To read the full article, please go to bit.ly/1bpu94V.
Parkway Corp and The Hanover Company Unveil Plans for Mixed-Use Development on North Broad
On February 4th, development plans were presented for Civic Design Review for a large residential, mixed-use project at Broad and Callowhill Streets, currently a surface parking lot. Hanover North Broad will include two separate buildings, designed by the Design Collective. The larger of the two will contain 229 studio, one- and two- bedroom apartments, 11,024 SF of retail, 256 parking spaces (130 of which will be for residents) and 77 bicycle parking spaces. The smaller building will include 110 studio, one- and two-bedroom units, 6,122 SF of retail, 114 parking spaces (58 of which will be for residents) and 38 bicycle parking spaces. The six-story buildings will have ground floor retail facing Broad Street, interior courtyards, a pool, fitness room and other amenities.

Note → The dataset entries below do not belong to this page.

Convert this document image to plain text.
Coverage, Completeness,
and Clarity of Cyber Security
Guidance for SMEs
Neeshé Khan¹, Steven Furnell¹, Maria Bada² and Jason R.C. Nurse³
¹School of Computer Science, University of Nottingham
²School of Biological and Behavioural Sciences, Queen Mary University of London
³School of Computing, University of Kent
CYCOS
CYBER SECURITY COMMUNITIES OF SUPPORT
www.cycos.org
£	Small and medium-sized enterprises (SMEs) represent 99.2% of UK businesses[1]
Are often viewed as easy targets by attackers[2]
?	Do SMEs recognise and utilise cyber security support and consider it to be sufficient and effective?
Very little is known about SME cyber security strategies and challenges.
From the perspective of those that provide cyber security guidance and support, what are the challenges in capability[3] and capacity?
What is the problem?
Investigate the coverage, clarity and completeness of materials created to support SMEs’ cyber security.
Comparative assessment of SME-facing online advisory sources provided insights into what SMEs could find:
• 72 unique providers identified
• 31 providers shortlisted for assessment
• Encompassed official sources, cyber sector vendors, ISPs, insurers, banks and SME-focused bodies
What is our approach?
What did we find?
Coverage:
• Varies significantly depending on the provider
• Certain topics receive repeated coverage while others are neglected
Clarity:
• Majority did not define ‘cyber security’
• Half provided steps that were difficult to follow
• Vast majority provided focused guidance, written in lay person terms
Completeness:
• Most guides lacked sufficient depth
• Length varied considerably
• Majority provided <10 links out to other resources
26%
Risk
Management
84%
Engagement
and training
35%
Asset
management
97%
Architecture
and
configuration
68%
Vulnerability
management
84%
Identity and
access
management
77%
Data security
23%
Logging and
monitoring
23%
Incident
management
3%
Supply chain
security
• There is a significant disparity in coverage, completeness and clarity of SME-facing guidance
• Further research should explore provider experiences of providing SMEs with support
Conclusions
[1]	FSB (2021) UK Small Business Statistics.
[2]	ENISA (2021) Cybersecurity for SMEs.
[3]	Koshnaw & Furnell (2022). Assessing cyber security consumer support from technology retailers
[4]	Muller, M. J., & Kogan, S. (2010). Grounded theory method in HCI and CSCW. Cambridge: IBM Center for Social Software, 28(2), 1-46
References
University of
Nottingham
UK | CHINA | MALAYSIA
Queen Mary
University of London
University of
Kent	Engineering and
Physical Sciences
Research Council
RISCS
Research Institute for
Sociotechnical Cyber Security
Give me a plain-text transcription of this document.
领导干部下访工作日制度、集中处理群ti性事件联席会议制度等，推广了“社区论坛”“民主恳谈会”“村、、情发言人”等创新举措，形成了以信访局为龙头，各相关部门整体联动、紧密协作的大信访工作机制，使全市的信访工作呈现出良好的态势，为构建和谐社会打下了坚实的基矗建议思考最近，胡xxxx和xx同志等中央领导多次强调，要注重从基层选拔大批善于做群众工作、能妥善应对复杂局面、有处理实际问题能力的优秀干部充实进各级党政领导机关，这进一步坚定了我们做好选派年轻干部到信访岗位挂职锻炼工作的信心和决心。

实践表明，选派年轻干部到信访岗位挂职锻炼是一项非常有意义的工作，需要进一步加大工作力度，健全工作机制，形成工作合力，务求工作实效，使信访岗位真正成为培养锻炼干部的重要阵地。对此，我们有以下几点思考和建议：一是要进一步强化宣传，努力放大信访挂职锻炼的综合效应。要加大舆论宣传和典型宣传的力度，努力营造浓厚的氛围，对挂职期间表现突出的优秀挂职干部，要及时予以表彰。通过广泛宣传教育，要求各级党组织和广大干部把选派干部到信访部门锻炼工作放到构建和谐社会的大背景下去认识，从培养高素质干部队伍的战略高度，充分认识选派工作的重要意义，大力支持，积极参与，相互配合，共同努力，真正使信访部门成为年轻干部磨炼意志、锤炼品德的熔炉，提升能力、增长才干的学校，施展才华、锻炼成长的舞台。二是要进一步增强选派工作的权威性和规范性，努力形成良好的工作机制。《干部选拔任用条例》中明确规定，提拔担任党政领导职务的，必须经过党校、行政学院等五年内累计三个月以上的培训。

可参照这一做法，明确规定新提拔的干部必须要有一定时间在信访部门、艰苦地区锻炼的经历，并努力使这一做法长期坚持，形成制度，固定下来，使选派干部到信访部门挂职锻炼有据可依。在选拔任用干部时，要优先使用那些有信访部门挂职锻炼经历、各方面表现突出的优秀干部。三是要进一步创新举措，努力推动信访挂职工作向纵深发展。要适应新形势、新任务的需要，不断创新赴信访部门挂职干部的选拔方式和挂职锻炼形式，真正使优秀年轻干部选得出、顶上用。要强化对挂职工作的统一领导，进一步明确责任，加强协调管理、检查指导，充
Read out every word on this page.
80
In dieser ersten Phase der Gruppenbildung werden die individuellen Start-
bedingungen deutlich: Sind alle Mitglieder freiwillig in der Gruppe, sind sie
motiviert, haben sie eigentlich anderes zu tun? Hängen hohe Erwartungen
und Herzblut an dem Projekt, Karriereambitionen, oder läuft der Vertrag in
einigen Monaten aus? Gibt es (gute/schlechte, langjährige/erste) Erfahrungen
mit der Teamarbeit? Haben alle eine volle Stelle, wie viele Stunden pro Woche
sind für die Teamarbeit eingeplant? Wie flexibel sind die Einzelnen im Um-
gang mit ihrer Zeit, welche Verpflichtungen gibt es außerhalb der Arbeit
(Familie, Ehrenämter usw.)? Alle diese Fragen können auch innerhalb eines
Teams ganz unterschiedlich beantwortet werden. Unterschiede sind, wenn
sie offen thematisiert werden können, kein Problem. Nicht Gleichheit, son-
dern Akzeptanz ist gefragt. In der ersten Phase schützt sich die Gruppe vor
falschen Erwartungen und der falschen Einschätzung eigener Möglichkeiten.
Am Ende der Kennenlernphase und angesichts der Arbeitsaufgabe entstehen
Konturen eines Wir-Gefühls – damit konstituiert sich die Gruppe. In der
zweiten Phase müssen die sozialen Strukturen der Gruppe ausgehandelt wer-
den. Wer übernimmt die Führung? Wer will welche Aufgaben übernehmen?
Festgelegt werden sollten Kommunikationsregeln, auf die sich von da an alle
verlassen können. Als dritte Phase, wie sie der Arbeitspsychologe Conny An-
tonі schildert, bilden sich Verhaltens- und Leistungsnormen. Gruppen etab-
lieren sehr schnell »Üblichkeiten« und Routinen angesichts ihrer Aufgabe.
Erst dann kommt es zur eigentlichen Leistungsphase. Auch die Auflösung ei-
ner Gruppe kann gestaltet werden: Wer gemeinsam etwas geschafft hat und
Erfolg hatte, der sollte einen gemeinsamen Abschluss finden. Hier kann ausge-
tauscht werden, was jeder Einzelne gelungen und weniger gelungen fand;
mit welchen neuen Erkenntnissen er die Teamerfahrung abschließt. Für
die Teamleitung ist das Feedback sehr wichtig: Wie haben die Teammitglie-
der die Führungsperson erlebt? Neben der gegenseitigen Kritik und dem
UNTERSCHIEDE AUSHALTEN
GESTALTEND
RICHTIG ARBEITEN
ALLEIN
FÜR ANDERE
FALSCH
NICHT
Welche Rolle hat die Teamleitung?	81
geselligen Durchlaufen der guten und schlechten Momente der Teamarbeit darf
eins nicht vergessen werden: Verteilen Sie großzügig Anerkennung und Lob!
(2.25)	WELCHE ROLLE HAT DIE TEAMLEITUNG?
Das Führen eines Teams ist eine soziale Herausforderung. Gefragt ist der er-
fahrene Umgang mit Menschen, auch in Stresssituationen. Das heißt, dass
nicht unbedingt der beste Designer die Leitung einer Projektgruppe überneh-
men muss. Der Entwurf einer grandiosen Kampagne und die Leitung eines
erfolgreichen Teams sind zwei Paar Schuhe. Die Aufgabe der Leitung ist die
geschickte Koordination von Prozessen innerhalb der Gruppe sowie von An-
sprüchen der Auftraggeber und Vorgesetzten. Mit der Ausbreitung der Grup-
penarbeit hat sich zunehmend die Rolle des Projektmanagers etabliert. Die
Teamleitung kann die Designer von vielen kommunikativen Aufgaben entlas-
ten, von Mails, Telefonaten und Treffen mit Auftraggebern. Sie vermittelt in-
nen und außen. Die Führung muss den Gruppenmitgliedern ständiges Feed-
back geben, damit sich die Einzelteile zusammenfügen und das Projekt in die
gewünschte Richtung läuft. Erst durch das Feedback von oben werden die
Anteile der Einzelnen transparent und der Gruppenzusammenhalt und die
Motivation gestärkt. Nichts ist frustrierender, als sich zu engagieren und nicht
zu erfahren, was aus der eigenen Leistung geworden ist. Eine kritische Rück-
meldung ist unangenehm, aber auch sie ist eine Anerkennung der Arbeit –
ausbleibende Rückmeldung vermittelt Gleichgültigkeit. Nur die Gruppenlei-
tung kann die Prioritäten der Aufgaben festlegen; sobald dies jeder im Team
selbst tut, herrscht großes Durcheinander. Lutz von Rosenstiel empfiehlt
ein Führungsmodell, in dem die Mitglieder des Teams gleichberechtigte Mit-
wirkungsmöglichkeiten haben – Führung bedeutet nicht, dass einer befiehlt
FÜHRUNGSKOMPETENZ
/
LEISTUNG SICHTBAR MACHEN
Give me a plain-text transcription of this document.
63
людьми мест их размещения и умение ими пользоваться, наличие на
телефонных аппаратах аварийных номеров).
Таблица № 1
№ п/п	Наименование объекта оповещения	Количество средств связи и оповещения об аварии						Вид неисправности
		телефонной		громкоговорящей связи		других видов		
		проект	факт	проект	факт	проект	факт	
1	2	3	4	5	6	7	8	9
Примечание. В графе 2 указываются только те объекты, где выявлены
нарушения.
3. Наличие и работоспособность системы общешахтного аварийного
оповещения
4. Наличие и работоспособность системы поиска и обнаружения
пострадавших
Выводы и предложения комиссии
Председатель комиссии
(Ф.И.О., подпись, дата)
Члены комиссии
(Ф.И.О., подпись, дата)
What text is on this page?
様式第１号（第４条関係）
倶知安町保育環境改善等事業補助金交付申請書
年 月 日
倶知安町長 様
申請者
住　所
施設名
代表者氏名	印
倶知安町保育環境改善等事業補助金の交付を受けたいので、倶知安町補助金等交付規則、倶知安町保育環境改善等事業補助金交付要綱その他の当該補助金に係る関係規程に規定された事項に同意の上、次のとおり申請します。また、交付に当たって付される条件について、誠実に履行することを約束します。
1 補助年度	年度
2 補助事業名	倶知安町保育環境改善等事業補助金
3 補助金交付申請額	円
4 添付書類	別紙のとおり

To read the full article, please go to bit.ly/1ouNvZB.
To see the Civic Design Review submission, please go to 1.usa.gov/MjwGly [PDF].
South Broad Mixed-Use Development Gets Green Light
Plan Philly reports that City Council's Committee on Rules approved bill #130908 that would amend portions of the zoning code to allow for the construction of Dranoff Properties' proposed 47-story mixed-use SLS International on South Broad Street without any additional zoning approvals. The 567-foot tower will include the 149-room SLS Hotel, 123 residential condominiums, ground floor retail and a corner bar and restaurant. Construction is expected to begin in the fall of 2014 and take two years to complete. Bill #130921, related to the development, is also making its way through council. That bill would strike from the city plan a 90-foot portion of Cypress Street east of Broad.
To read the full article, please go to bit.ly/1os1r6y.
To read bill #130908, please go to bit.ly/1jD8adp.
To read bill #130921, please go to bit.ly/1cABoBR.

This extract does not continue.